Two witnesses identified Sara Barnes, 26, as the person who set the fire, authorities said.
Barnes took photos of the flames with her cellphone and told one of the witnesses that she started it, the Florida Department of Agriculture and Consumer Servicessaid.
“She did not call the Fire Department or 911 to report the fire,” said Sterling Ivey, an agriculture-department spokesman.
The tree, which had twigs and branches piled at the base, burned quickly.
“It’s a great fuel source,” Ivey said. “Unfortunately.”
Investigators searched Barnes’ apartment near Winter Park Tuesday and confiscated her cellphone and laptop computer. Authorities found methamphetamine, a glass pipe and other drug paraphernalia, they said.
The Seminole County Sheriff’s Office arrested Barnes late Tuesday on charges of possession of methamphetamine with intent to sell and possession of drug paraphernalia. Another woman with Barnes at the apartment was arrested on charges of drug and paraphernalia possession.

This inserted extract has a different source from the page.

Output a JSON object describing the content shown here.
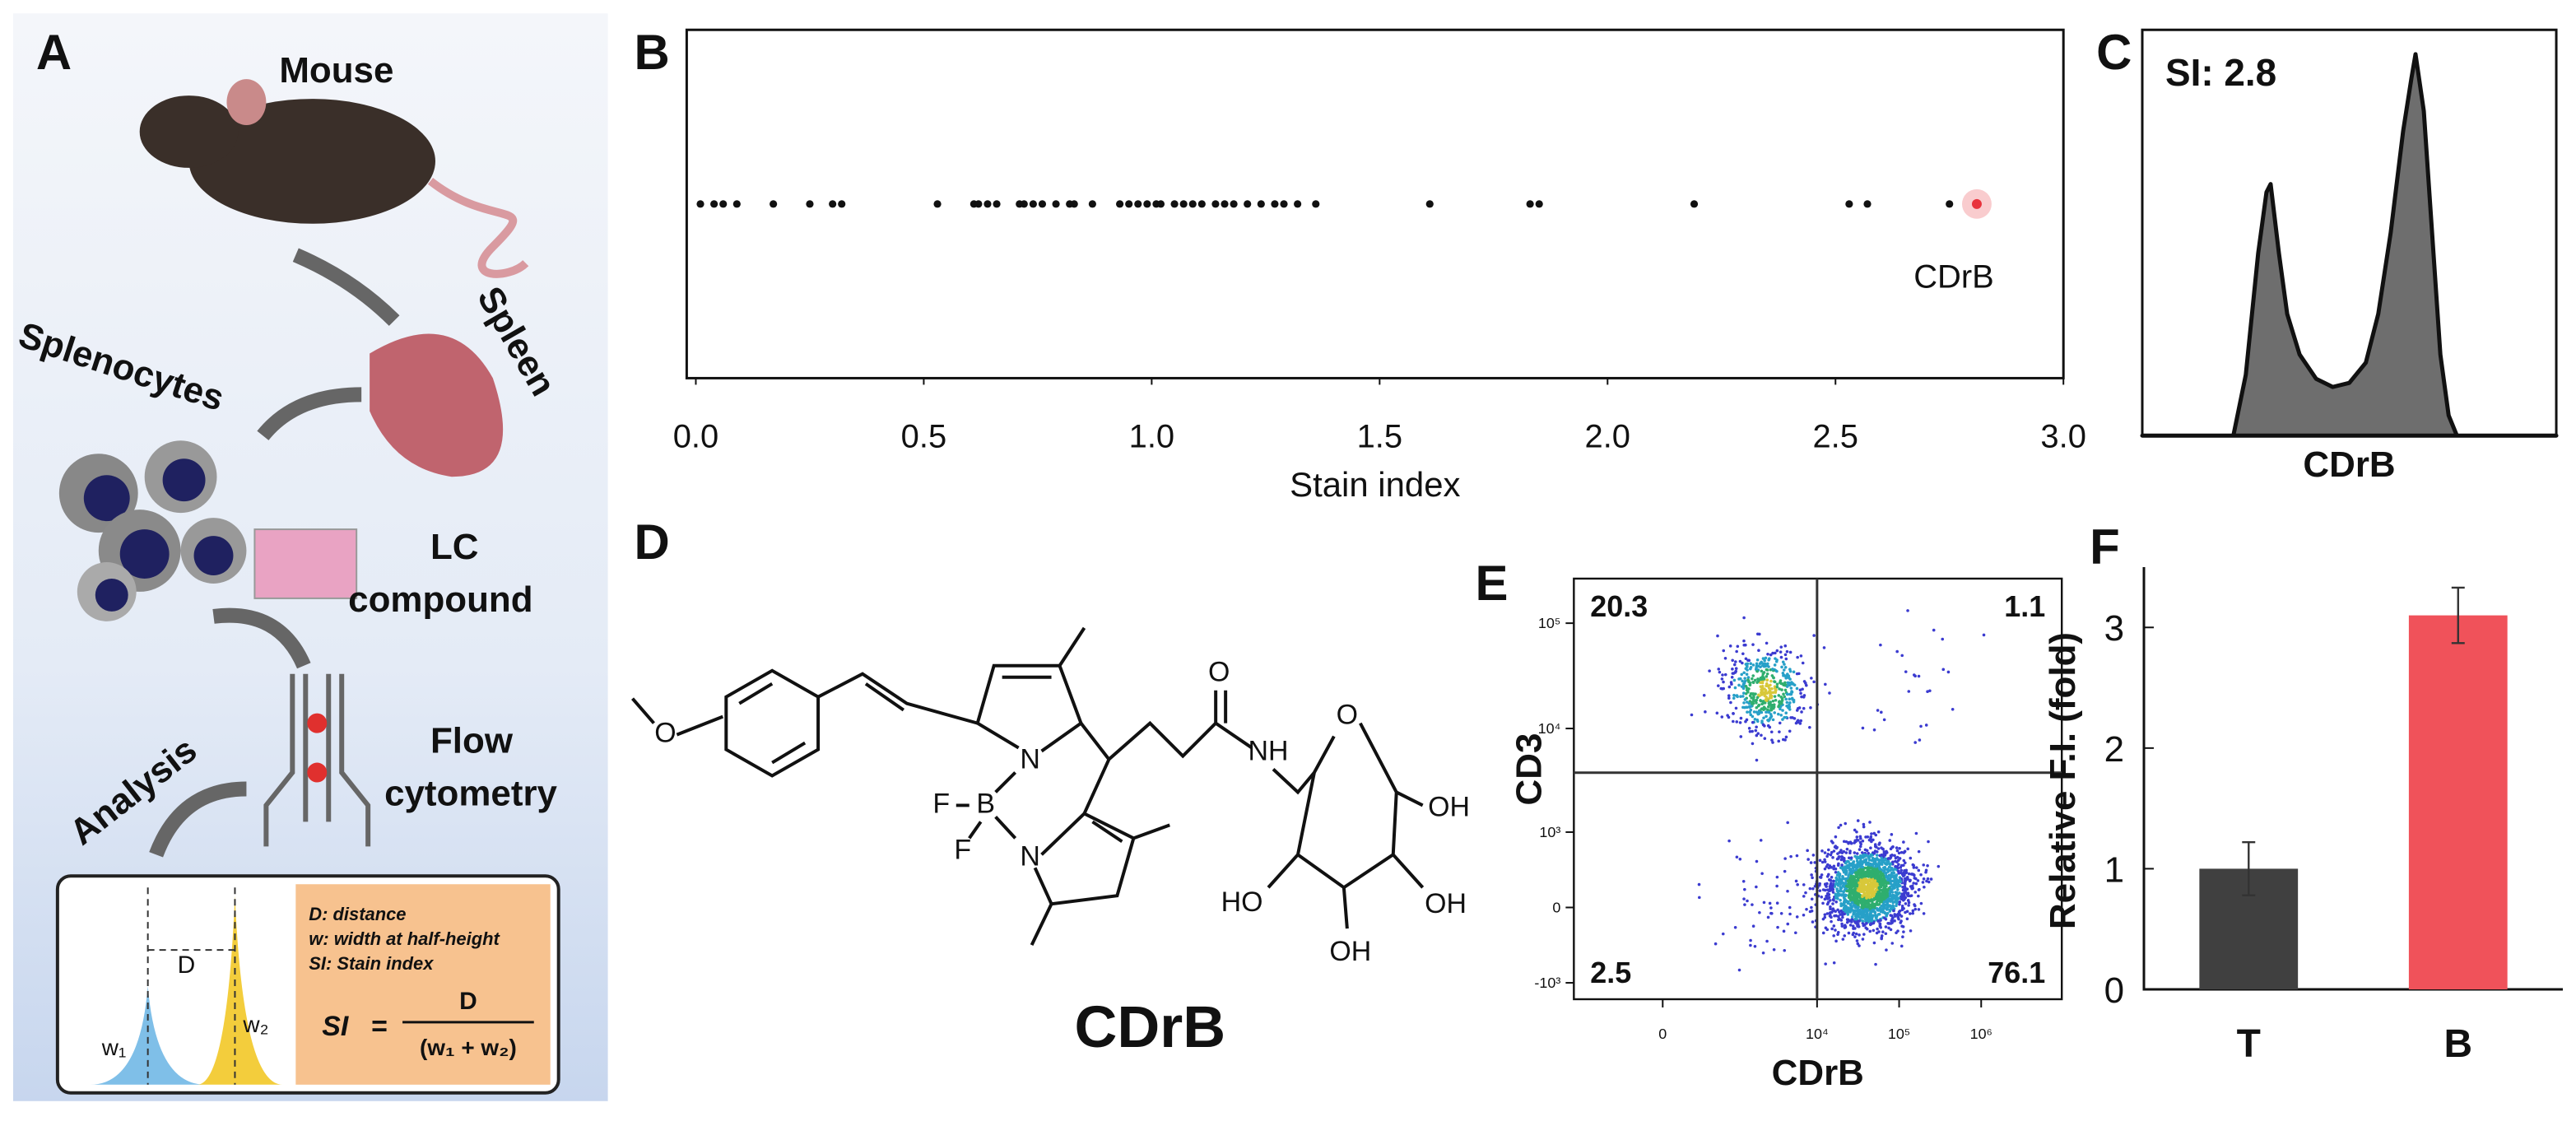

Her Facebook page, which describes her as a model who attended Winter Park High School, contained several profanity-laced comments late Tuesday. One decried her for “destroying a global treasure,”
The Senator, which stood at Big Tree Park north of Longwood, burned a little after 5:30 a.m. Jan. 16. Known as “The Big Tree,” it was thought to have been more than 3,500 years old. With a height of 118 feet and a diameter of nearly 18 feet, the tree was a tourist attraction long before Walt Disney World.
A tip to Crimeline Jan. 17 led to Barnes’ arrest. She is being held in the Seminole County Jail.
Another person was with Barnes when the interior of the tree was set on fire, Ivey said. That person has not been publicly identified or charged.
Seminole County will spend nearly $30,000 to install fencing at Big Tree Park near the site where The Senator stood, county commissioners decided today. The fence is designed to prevent someone from stealing the remains of the tree or damaging Lady Liberty, another cypress tree that is an estimated 2,000 years old.